- While institutions favor physically-backed exchange-traded funds.
- Governments and other organizations can no longer ignore Bitcoin’s existence.
The cryptocurrency community and the Bitcoin market are already expecting the approval of physically-backed Bitcoin exchange-traded funds (ETFs) in the near future. According to the latest predictions, the long-awaited innovation would result in massive institutional inflows in the bitcoin market.
Gold exchange-traded funds (ETFs), which contribute $10 trillion to the market’s worth, are adding gasoline to this fire. Bitcoin ETFs, on the other hand, may not have the same effect as gold ETFs. Physically-backed exchange-traded funds (ETFs) are popular among investors because tangible assets back them. Gold exchange-traded funds (ETFs), backed by gold, and the Bitcoin ETF will be as well.
Institutional investors could purchase a product backed through precious physical metal on the day gold ETFs, introduced to the market. Holding ETF shares allows traders and investors to “own” gold without purchasing physical gold bars.
Institutions Have Joined the Race
Bitcoin, on the other hand, is a different scenario. Individual traders and investors nowadays prefer to buy Bitcoin directly from a centralized or decentralized exchange.

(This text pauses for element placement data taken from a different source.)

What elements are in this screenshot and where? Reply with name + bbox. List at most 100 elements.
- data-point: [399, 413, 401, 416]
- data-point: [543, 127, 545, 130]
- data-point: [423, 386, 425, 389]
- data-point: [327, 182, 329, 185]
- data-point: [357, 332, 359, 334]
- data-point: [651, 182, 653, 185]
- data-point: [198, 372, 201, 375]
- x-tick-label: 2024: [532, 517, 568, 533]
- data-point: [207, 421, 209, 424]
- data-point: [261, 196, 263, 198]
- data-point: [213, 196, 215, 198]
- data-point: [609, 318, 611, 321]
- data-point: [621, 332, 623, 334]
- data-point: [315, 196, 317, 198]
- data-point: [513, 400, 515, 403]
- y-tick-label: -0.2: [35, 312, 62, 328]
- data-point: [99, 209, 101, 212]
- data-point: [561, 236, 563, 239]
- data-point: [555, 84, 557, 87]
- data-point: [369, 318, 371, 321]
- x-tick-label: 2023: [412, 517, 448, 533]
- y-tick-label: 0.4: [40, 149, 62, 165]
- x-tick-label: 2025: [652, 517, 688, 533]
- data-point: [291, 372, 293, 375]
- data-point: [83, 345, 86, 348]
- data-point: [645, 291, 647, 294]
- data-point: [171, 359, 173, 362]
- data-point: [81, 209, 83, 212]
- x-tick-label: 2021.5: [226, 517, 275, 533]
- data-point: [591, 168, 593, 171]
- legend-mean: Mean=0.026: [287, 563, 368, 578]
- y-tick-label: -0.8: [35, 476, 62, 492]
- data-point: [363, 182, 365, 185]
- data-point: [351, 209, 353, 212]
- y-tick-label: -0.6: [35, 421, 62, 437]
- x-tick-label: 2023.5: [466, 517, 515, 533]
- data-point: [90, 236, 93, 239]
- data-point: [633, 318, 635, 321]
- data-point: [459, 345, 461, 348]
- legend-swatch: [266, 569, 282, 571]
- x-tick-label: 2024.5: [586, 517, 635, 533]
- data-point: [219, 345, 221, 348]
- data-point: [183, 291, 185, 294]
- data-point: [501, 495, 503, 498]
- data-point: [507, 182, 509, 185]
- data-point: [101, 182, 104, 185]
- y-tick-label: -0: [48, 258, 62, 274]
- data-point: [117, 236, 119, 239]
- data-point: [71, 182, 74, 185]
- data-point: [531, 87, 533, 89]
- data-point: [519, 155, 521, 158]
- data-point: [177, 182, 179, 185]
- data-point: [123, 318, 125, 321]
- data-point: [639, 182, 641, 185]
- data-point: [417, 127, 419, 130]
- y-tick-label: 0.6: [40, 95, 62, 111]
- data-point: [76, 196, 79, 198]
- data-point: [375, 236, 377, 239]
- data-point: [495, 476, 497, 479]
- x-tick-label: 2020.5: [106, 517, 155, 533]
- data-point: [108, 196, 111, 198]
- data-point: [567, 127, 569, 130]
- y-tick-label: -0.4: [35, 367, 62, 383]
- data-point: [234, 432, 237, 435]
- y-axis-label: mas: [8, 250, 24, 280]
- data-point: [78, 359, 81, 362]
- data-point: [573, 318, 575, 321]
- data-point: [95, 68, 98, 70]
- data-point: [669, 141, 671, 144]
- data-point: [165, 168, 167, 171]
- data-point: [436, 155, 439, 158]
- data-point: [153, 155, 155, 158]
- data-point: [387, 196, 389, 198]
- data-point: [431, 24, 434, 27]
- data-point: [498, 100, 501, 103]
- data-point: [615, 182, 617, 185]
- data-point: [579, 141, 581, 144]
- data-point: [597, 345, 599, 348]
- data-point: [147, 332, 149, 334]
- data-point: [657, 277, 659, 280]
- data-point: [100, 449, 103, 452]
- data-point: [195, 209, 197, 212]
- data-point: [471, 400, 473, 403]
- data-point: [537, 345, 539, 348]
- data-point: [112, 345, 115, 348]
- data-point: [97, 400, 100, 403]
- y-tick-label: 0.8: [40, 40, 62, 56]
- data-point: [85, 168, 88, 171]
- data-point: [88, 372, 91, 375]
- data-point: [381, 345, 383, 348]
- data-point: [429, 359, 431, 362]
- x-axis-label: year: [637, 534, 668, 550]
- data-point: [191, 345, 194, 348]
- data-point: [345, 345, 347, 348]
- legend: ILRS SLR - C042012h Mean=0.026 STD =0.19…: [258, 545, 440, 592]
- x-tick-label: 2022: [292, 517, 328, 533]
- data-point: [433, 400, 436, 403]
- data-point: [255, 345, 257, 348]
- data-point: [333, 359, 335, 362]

While institutions favor physically-backed exchange-traded funds (ETFs), derivative-based ETFs continue to be a hazardous investment. It is almost certain that when Bitcoin ETFs stop trading, “new money” will pour into the cryptocurrency market. Since the beginning of 2017, most institutions have joined the race, with over $200 million in Bitcoin being invested each week. While the price action changes the trend, we may infer that the institutions have arrived in the marketplace.
It is, however, a historic moment for the whole cryptocurrency sector, demonstrating that governments and other organizations can no longer ignore Bitcoin’s existence.